Learning Analytics and the Measurement of Learning Engagement

Tempelaar, Dirk; Nguyen, Quan and Rienties, Bart (2020). Learning Analytics and the Measurement of Learning Engagement. In: Ifenthaler, Dirk and Gibson, David eds. Adoption of Data Analytics in Higher Education Learning and Teaching. Advances in Analytics for Learning and Teaching. Cham: Springer, pp. 159–176.

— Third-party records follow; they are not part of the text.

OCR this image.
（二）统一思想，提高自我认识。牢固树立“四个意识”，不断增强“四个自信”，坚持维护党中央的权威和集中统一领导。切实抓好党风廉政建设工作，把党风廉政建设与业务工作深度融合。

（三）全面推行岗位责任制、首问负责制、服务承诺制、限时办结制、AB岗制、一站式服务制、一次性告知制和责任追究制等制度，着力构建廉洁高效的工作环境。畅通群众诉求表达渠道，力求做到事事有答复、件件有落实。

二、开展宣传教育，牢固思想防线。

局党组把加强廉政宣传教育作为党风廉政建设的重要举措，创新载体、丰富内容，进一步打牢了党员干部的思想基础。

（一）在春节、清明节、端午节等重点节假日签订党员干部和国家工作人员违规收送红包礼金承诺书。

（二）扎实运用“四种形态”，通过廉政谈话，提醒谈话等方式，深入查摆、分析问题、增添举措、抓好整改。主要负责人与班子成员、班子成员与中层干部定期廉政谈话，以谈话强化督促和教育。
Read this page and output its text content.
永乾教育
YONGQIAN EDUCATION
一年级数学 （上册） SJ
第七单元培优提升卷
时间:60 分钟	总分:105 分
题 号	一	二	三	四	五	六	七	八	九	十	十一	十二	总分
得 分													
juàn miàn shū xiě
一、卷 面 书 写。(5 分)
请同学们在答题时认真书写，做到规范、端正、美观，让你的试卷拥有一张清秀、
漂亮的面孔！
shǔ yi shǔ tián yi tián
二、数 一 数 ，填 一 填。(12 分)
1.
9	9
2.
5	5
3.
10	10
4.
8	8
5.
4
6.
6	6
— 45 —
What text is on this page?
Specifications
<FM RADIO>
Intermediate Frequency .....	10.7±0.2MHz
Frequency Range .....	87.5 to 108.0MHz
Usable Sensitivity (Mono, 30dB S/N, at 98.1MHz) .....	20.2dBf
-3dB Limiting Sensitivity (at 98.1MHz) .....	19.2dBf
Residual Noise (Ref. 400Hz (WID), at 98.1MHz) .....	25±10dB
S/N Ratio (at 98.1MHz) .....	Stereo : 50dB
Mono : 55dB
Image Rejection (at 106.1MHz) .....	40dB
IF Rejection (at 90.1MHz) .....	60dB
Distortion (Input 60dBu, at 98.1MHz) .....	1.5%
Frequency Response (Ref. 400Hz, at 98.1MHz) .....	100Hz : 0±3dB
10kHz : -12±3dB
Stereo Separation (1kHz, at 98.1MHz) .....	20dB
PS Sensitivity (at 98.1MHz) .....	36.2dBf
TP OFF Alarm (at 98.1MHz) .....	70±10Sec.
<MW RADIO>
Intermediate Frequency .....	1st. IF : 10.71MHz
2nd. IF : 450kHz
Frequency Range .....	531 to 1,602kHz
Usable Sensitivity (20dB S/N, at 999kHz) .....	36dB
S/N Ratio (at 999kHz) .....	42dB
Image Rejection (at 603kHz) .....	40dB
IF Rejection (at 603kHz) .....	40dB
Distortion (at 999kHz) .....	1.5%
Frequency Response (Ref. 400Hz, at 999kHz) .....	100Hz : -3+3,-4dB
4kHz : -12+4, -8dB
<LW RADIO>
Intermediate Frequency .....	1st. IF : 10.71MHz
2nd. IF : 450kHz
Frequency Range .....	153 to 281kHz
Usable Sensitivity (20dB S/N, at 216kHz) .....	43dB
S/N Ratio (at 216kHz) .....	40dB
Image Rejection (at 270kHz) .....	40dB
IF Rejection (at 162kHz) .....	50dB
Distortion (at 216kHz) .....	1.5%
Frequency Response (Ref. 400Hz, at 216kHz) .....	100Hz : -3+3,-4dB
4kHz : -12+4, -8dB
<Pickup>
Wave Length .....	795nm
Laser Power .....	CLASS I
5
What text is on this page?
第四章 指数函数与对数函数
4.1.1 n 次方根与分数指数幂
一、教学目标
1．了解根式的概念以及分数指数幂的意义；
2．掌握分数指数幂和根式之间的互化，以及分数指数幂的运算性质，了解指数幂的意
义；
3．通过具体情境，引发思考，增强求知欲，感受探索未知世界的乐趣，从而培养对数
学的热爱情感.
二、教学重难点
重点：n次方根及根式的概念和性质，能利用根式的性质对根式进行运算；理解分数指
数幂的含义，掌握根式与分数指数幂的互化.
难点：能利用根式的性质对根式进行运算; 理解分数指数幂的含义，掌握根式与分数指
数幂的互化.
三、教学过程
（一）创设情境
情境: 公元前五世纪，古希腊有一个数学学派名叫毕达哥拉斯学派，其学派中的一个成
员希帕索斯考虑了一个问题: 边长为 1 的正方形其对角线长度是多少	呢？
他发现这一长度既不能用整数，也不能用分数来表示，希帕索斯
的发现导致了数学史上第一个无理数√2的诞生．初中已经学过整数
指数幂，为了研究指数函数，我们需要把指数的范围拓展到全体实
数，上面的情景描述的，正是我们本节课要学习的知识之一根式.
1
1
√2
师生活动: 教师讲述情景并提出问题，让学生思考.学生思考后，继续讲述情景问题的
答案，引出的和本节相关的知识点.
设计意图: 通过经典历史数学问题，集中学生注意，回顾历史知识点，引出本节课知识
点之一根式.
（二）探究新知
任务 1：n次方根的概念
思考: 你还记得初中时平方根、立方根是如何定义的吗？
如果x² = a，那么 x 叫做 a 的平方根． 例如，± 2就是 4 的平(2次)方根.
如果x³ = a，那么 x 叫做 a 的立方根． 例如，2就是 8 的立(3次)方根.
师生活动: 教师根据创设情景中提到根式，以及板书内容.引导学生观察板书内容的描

DOI: https://doi.org/10.1007/978-3-030-47392-1_9

URL: https://www.springer.com/gp/book/9783030473914


The measurement of learning engagement is a major research theme, both in the learning analytics community and the broader area of educational research. The complexity of conceptualizing as well as operationalizing the construct of engagement generates a wide range of instruments, such as self-report surveys, log data from technology-enhanced learning systems, think-aloud and tests. In this empirical work, we investigate the alignment of behavioural traces of engagement with self-report measures and their impact on academic performance. The unique contribution of this study was the integration of temporal, behavioural, affective, and cognitive dimensions of engagement by combing digital traces at three different learning phases with self-report, formative as well as summative assessments. Using a two-step cluster analysis based on data from 1,027 undergraduate students in a first-year 8-week statistics course, we identified four distinct temporal engagement patterns (i.e. nonactive, active before tutorial, active before quiz, and active before exams). Our analysis showed that early engagement (i.e. before tutorial) was significantly associated with course performance and self-report measures, while late engagement patterns had weaker correlations. This study shed further lights on a potential source of heterogeneity and collinearity in engagement measures (i.e. timing of engagement) that should be accounted for in learning analytics model. In order to design effective intervention, it is crucial to consider different profiles of learners based on their engagement patterns as well as the temporal relation between trace data, self-report, and academic performance.